A healthy reload looks like this in the log stream:

INFO mbproxy.config.reload.applied — PlcsAdded=1 PlcsRemoved=0 PlcsRestarted=0 PlcsReseated=2 GlobalTagDelta=3

The properties answer four questions at a glance: how many new listeners were brought up, how many old listeners were torn down, how many existing listeners moved to a new endpoint (and therefore disconnected their clients), and how many existing listeners had their tag maps swapped underneath open connections. GlobalTagDelta reports the number of BcdTags.Global entries that differ between snapshots; it counts each address once whether the difference is "added", "removed", or "width changed".

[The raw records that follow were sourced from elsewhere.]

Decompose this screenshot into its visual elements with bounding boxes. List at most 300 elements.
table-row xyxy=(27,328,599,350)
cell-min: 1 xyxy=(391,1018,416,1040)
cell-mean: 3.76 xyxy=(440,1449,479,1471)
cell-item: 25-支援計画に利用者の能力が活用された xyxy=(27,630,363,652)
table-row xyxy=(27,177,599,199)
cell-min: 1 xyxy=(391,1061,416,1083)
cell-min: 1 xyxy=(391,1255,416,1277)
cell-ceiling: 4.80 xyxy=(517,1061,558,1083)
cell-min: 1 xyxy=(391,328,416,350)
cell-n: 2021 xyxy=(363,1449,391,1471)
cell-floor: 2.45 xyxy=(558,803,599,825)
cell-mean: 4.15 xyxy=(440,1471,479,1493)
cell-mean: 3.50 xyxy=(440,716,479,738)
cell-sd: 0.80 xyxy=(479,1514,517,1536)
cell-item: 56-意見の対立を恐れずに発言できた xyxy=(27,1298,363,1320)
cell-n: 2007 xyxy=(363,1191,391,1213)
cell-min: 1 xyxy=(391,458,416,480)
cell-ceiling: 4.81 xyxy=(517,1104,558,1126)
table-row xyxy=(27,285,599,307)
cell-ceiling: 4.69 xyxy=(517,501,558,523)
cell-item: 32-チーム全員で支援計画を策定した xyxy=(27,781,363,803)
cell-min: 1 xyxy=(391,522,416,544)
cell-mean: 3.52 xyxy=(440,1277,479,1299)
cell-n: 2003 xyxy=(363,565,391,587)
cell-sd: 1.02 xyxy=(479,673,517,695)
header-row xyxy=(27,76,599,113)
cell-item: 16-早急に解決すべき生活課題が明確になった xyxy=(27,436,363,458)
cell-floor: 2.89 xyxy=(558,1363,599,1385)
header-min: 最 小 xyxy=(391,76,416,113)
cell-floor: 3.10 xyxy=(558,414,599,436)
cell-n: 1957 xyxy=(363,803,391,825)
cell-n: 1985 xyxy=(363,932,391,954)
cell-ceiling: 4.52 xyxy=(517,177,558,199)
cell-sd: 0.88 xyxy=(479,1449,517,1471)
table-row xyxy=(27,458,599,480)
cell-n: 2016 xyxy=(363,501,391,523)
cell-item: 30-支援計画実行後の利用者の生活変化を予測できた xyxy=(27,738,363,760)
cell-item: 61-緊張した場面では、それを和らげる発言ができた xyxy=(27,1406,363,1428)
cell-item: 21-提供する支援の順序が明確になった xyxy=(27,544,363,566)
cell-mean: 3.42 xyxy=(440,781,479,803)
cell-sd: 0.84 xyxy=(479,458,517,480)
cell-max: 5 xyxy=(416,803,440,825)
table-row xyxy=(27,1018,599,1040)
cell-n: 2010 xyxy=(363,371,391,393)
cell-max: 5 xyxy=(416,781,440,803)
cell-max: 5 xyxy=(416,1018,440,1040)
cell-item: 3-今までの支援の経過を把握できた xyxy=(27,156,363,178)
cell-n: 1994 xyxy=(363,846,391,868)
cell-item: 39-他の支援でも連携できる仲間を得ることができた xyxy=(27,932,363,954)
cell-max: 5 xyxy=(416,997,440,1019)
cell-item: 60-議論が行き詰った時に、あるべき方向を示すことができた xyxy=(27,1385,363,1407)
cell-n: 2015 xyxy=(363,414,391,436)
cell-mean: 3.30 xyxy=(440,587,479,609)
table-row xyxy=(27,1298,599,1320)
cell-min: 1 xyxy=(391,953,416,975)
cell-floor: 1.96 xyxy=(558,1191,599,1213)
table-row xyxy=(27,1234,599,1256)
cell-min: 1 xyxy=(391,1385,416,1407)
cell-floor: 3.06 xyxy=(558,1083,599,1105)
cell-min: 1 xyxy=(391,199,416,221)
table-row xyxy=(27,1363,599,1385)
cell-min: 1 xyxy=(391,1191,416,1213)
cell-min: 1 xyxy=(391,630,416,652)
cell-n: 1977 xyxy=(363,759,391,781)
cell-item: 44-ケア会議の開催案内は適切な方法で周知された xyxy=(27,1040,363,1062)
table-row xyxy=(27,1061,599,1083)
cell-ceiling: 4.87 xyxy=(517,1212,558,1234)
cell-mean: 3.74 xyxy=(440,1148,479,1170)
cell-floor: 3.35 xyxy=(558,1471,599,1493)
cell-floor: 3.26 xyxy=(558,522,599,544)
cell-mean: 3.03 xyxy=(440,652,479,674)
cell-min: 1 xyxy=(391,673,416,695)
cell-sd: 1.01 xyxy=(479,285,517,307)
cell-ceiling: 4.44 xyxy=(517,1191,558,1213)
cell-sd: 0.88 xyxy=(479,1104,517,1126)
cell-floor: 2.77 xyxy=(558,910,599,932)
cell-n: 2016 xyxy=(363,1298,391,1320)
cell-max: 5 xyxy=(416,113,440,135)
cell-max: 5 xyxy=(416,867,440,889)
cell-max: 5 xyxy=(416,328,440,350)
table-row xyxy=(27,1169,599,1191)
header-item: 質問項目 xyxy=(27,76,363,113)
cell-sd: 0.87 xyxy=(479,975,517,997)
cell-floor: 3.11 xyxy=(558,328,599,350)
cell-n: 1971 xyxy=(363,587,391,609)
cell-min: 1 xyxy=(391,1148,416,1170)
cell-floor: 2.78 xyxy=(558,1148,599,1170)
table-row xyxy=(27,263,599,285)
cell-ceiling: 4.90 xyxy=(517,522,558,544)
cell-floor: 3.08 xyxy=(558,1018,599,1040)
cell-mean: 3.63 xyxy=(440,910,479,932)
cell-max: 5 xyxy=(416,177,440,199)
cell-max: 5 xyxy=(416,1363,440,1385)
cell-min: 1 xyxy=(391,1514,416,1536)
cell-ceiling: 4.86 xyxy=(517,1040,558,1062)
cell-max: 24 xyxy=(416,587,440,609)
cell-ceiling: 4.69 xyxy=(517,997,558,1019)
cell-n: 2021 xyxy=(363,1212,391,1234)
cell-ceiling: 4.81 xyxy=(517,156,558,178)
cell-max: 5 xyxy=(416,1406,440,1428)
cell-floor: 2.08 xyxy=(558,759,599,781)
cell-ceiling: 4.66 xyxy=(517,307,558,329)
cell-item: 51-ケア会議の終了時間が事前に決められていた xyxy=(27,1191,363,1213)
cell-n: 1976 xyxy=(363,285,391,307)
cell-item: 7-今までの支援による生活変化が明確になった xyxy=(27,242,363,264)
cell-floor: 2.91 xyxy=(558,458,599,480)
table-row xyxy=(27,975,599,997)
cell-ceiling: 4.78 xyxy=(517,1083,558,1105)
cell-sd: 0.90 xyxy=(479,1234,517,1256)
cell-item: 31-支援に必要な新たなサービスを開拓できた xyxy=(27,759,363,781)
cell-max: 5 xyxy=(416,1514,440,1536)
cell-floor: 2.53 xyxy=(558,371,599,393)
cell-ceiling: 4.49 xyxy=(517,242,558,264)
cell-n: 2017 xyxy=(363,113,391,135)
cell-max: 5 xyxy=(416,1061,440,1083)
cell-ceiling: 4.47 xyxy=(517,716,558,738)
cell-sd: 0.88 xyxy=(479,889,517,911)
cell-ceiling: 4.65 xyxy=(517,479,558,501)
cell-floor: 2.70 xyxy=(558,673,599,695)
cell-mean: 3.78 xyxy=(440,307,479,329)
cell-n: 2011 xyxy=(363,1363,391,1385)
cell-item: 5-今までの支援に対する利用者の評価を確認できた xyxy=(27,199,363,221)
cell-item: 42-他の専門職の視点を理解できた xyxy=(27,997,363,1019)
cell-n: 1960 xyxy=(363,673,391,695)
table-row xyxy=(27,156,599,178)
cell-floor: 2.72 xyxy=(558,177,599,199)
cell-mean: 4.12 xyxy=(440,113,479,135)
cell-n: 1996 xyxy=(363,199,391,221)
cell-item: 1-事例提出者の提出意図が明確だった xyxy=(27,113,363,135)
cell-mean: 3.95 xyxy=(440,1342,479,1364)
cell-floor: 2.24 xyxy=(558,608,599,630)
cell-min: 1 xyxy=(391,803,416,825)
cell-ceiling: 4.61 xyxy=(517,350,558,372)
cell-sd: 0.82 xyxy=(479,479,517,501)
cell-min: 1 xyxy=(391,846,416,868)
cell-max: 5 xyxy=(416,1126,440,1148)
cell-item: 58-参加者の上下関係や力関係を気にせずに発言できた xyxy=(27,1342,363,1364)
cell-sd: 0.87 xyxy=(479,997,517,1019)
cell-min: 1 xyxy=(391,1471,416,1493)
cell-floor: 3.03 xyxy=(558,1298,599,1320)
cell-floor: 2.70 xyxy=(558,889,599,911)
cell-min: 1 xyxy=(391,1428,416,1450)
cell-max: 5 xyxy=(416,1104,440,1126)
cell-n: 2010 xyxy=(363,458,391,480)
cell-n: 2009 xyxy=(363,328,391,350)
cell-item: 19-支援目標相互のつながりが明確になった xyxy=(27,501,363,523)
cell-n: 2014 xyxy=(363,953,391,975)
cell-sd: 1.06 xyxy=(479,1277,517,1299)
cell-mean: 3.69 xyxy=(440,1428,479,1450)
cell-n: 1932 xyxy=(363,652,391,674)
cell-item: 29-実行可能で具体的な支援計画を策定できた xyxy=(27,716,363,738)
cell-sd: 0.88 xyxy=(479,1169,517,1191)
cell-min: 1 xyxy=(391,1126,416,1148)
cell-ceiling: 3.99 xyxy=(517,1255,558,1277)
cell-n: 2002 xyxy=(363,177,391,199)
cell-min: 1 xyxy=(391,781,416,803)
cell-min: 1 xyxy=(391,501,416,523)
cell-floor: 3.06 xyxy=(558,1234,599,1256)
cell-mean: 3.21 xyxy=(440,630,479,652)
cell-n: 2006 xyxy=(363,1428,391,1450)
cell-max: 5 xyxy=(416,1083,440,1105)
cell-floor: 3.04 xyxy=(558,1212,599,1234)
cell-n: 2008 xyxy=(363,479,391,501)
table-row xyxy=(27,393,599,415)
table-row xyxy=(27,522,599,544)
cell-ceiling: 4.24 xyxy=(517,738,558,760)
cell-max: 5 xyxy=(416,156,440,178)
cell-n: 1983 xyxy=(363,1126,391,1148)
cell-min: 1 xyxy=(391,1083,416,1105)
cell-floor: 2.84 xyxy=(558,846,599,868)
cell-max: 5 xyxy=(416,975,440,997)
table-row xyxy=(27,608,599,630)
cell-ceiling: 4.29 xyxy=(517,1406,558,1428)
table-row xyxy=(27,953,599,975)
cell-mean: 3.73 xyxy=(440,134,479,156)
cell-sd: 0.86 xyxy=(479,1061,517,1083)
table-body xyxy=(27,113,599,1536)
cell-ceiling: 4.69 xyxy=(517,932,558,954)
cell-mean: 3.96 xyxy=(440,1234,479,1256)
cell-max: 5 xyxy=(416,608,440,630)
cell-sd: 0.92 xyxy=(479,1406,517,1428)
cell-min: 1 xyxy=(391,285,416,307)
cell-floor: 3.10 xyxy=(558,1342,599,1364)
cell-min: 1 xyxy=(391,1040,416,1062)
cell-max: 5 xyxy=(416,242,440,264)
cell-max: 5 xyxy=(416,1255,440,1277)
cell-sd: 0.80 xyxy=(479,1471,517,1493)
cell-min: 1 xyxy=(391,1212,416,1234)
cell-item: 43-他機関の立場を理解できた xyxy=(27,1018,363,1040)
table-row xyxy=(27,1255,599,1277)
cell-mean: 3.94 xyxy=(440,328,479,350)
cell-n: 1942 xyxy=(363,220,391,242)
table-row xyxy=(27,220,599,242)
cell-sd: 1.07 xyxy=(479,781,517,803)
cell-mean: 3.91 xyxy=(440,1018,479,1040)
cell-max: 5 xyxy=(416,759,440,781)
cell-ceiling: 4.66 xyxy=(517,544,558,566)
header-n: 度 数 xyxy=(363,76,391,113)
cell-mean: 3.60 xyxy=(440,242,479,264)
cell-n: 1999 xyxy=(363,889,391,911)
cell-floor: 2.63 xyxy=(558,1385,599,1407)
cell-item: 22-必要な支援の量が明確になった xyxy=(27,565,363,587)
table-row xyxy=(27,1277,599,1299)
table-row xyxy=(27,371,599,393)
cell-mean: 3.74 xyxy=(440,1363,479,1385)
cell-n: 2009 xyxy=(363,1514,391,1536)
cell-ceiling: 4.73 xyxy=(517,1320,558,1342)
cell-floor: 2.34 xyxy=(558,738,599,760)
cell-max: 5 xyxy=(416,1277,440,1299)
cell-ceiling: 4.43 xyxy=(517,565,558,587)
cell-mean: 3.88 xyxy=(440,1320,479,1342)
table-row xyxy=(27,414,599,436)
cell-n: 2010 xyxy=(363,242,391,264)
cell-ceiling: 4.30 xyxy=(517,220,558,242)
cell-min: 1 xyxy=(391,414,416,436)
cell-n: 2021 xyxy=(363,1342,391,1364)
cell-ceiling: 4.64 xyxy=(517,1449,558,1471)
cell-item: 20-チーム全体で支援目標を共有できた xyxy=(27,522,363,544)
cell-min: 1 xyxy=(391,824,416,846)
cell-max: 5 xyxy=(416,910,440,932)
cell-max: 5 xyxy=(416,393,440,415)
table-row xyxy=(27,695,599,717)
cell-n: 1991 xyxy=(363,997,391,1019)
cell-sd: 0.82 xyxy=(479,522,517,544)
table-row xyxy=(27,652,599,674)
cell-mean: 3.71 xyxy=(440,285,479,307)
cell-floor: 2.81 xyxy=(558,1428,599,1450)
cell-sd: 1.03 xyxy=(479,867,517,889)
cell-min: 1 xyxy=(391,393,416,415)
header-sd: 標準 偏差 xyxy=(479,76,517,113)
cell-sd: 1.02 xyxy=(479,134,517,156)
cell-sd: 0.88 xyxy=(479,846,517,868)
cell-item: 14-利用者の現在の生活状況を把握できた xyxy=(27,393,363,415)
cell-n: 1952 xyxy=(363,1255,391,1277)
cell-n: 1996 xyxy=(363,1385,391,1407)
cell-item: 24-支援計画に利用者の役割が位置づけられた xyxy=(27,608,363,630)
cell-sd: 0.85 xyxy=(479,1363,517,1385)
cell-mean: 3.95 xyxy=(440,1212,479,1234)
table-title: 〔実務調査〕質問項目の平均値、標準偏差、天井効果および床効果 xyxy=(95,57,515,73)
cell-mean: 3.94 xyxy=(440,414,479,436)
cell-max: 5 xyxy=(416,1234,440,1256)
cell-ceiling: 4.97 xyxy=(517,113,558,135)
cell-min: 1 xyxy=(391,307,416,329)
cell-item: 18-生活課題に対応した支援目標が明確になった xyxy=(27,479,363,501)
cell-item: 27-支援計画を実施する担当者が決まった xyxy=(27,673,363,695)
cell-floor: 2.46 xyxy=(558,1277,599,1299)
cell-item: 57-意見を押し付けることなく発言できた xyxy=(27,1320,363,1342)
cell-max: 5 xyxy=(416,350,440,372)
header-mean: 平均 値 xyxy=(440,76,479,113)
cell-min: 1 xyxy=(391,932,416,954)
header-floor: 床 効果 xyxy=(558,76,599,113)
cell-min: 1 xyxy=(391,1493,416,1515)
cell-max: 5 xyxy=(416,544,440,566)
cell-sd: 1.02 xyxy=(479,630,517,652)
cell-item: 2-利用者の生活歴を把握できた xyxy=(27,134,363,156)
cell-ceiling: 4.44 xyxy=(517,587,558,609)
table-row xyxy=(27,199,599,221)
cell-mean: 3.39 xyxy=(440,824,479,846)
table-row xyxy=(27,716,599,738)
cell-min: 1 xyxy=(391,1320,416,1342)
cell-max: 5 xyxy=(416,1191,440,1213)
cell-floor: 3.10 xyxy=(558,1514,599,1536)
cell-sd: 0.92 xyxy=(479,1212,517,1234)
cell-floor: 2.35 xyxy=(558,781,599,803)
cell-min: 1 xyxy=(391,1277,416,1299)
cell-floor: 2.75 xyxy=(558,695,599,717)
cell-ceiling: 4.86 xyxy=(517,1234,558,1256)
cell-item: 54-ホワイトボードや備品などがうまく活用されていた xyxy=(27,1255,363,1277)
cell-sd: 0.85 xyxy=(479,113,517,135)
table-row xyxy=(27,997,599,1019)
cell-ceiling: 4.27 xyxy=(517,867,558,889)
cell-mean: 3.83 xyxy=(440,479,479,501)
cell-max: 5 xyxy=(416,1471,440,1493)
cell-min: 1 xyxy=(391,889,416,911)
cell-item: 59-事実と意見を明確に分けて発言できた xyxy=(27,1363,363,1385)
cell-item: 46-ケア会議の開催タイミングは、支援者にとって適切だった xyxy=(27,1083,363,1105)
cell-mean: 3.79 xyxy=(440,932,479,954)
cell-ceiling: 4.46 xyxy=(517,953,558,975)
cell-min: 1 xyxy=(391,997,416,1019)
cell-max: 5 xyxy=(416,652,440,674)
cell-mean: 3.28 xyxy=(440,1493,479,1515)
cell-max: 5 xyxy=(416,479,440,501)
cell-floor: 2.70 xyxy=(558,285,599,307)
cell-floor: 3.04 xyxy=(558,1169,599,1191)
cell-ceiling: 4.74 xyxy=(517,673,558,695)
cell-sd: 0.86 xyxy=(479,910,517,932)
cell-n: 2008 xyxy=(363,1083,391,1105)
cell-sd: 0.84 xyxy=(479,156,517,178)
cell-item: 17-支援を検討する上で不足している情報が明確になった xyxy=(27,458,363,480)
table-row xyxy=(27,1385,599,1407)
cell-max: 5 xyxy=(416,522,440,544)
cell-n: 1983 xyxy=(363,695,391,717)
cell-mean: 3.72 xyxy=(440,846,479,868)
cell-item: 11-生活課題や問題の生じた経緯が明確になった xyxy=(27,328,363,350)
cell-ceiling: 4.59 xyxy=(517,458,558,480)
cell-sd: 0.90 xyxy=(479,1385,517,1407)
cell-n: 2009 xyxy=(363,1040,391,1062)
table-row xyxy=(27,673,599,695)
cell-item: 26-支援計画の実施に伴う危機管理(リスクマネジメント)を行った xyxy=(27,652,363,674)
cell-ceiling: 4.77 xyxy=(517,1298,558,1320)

A rejected reload looks like this:

ERROR mbproxy.config.reload.rejected — Errors=Plc 'plc-02': Duplicate ListenPort 5020 (already used by 'plc-01').; Plc 'plc-03': BCD tag map error (DuplicateAddress): Address 1072 appears twice in resolved tag list.

Every error from the validator concatenates with ; so a single rejected event captures every problem. The matching config.reloadRejectedCount counter on the status page increments by one per rejected save, not per error inside the save.